Once at Pomona, Botros developed deep bonds with professors, including Arash Khazeni, Zayn Kassam, Ousmane Traoré, April Mayes, Susana Chavez-Silverman, Phyllis Jackson, Samuel Yamashita, Sidney Lemelle and Kyla Tompkins, and found that their new intellectual home was made up of a caring and critical community of people. Khazeni in particular was “such an intrepid and loving guide” who showed them how to locate primary sources and make arguments through historical storytelling, training that continues to benefit them.
Botros’ thesis was on formulations of race in 19th century Egypt, drawing from primary sources found in an open-air book market. “This came after a series of difficult visa-related issues that prevented me from accessing British archives, but throughout I had excellent mentorship and produced a project that still informs my work,” Botros says.
Botros was also involved with the Women’s Union, QuestBridge, and the Draper Center for Community Partnerships and helped launch the 5C Refugee Advocacy Network to assist families who had recently resettled in the area. They aided community members with tasks like applying for jobs and getting driver's licenses and drew from this experience when, after graduating from Pomona, they moved to Chicago to work as a case manager with the Middle Eastern Immigrant and Refugee Alliance.
This important work taught them how the immigration process produces a type of archive. Botros was frustrated with how narratives around migration were being constructed and believes scholars have the responsibility to “reframe debates, ask good questions, and change the terms by which the stories are told.”
While at Pomona, Botros became interested in pursuing a Ph.D. “I think my professors led by example, showing me the beauty of scholarly writing and research and teaching,” they say. Botros considered taking the legal path, working in migrant justice or refugee resettlement. A fellowship from the European Commission allowed them to understand these issues in a more transatlantic frame through a master’s degree in gender and women’s studies from Utrecht University in the Netherlands.
Botros then applied for doctoral programs and enrolled at Yale, where as a teaching fellow they run seminar-style sections for a course on histories of medicine and race. There is “a real sense of joy and energy” in the classroom, Botros says, and they found their learning at Pomona “in really intimate seminars prepared me so well for the teaching that I do here.”
Through their research, Botros examines the position of Northern Africa in the emergence of trans medicine and theorizes what made trans medicine feasible in Morocco and Egypt. “It is really striking being on college campuses where students casually discuss how the gender binary is colonial, and it seems like every week another state is passing new transphobic legislation. It keys me in on how disjointed our own cultural history is,” Botros says. Their project is not so much about the colonial history of binary gender as much as it is “an archival project and conceptual project that excavates new sources to think through race, sexual difference, relationality and language.” Botros has been able to conduct research in Morocco, Egypt, and in the Berlin archives of Schering AG, the pharmaceutical company that first developed hormone treatments.
Botros applied for a New Americans Fellowship to seek community and “meaningfully reflect on and reimagine” the uneasy sense of belonging that many immigrants feel. They found their relationship to being a new American is “pretty contested, because of having had to navigate the immigration judiciary as a child. That pain never really leaves you, and I say that as indictment of the U.S. immigration system writ large and its treatment of unaccompanied minors and separation of families specifically.”

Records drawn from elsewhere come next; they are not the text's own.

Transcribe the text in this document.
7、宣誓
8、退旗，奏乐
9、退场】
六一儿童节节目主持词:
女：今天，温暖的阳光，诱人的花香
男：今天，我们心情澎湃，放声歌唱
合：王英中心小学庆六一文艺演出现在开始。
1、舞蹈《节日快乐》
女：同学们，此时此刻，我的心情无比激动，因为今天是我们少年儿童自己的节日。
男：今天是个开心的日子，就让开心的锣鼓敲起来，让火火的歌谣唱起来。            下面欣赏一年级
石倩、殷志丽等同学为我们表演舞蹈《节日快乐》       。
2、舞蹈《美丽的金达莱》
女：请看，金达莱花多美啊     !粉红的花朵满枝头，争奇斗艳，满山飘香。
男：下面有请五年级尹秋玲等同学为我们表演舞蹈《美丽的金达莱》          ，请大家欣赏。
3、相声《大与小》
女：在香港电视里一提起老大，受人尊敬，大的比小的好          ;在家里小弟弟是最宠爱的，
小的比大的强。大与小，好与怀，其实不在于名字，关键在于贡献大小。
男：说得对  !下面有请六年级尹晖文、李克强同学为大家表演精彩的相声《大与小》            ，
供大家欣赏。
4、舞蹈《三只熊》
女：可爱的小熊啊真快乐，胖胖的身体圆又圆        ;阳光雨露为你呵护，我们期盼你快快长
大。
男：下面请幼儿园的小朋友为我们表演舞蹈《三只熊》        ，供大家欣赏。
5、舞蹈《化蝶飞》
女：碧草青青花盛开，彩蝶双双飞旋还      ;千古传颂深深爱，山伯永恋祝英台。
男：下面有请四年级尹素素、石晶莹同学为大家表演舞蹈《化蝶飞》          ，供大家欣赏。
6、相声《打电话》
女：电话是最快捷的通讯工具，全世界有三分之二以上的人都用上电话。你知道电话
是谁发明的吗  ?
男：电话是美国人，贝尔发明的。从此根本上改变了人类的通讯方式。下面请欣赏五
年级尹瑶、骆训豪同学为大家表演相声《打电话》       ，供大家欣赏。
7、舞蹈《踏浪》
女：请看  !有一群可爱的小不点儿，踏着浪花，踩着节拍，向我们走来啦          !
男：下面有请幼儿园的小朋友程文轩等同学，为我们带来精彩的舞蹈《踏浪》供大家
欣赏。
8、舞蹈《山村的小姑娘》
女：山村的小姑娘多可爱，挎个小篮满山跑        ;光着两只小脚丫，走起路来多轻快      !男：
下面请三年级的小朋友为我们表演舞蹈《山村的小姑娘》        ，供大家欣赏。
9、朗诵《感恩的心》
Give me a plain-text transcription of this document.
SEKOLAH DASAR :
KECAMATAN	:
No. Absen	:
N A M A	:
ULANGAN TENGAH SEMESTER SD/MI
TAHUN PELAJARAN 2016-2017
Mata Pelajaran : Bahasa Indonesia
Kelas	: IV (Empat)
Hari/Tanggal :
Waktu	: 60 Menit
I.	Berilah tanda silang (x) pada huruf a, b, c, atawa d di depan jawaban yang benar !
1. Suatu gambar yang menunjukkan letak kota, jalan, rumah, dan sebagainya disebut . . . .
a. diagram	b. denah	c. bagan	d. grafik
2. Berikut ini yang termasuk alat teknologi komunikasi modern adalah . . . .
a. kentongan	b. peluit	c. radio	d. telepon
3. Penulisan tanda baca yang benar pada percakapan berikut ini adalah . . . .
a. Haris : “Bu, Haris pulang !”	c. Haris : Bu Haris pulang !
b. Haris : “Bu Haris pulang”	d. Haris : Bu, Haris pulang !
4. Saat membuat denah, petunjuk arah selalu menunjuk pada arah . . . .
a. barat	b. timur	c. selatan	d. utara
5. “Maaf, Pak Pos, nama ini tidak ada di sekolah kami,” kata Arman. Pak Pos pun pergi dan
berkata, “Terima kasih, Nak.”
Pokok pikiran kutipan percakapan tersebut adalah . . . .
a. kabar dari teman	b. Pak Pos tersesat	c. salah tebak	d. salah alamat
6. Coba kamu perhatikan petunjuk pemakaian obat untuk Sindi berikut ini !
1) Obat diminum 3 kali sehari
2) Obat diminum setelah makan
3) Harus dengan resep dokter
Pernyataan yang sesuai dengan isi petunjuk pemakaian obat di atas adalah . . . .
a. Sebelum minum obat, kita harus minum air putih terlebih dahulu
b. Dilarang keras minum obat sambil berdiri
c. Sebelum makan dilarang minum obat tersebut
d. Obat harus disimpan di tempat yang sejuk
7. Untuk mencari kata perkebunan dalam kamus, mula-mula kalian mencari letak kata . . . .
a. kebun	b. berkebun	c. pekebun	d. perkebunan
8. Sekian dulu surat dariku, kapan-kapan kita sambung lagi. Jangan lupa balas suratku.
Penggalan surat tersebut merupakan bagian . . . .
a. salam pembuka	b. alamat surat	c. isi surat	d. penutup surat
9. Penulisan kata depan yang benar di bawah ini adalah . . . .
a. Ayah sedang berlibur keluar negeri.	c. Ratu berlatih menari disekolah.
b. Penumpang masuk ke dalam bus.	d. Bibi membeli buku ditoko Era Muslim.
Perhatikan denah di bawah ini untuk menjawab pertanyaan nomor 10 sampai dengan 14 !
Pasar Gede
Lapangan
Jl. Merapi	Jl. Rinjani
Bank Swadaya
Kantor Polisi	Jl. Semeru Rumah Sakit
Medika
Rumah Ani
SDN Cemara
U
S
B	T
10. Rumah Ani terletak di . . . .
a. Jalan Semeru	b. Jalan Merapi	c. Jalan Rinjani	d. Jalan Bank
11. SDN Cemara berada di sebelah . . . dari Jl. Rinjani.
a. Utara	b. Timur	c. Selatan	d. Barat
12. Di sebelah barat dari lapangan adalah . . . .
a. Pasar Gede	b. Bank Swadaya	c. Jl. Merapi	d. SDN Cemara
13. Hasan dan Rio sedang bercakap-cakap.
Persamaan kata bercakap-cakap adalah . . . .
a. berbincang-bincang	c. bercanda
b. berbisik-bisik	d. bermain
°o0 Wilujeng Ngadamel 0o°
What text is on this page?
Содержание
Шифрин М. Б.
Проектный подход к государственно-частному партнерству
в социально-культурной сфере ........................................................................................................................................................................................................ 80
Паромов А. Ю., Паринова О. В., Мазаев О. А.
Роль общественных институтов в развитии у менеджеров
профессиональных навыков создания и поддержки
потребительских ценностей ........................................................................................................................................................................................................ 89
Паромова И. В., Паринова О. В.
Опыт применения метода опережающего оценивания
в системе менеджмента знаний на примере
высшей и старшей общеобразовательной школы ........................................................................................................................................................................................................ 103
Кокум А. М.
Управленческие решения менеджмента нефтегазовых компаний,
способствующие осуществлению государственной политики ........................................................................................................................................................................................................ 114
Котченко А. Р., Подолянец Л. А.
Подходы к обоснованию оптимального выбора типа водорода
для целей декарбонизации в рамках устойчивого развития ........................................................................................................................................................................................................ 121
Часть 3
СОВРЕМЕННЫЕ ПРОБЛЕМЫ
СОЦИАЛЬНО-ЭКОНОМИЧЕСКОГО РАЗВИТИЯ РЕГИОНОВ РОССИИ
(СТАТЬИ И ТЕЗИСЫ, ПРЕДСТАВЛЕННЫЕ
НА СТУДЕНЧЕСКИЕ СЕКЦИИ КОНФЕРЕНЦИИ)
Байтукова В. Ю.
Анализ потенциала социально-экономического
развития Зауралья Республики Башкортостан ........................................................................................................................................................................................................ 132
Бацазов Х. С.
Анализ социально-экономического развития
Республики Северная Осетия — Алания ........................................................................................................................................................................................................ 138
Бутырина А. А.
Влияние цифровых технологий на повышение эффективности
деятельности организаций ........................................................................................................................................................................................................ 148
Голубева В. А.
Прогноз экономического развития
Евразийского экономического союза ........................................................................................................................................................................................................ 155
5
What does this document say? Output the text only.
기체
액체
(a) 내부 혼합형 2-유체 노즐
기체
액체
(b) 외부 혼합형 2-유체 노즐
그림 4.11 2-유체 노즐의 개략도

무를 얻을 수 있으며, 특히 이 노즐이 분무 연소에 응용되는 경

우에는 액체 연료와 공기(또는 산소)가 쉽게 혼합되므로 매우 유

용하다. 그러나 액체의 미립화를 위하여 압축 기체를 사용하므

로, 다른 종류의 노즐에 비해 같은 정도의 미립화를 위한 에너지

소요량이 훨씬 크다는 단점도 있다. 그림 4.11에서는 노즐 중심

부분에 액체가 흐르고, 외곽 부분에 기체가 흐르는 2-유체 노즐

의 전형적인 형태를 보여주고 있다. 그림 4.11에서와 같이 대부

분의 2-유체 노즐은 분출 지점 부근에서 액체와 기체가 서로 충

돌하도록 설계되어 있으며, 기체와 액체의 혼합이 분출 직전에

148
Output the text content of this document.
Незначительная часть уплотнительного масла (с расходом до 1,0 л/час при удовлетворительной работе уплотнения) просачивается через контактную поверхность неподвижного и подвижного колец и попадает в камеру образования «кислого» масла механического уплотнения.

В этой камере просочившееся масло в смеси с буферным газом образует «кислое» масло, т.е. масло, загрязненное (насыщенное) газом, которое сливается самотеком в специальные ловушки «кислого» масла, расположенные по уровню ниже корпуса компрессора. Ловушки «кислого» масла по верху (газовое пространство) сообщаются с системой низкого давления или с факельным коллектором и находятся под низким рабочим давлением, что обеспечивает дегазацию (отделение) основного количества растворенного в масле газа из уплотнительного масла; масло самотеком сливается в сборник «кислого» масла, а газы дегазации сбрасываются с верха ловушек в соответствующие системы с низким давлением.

Often as students, immigrants become “fixated on achieving particular positions that we would use to mark our success,” Botros said. They believe “if we followed the things that nourish and excited us and pay more attention to the world we want to build, that’s a more useful organizing principle or thing to dream towards than a job.”
To make change in the world, Botros believes in the importance of starting locally and engaging in institutional critique; that is something they did at Pomona College and encourage others to do as well. One example of change brought by activism is Pomona now offering legal resources and career counseling for undocumented and international students. When Botros applied to study abroad in 2015, for a green card in 2016 and then U.S. citizenship in 2020, Paula Gonzalez ’95 and Sagehen Pro Bono, a legal resources network of Pomona alumni, supported them along the way. “These resources did not come out of thin air,” Botros says. “They came because of student-led organizing. I am deeply grateful to her, to my Pomona community and to others who are involved in this work.”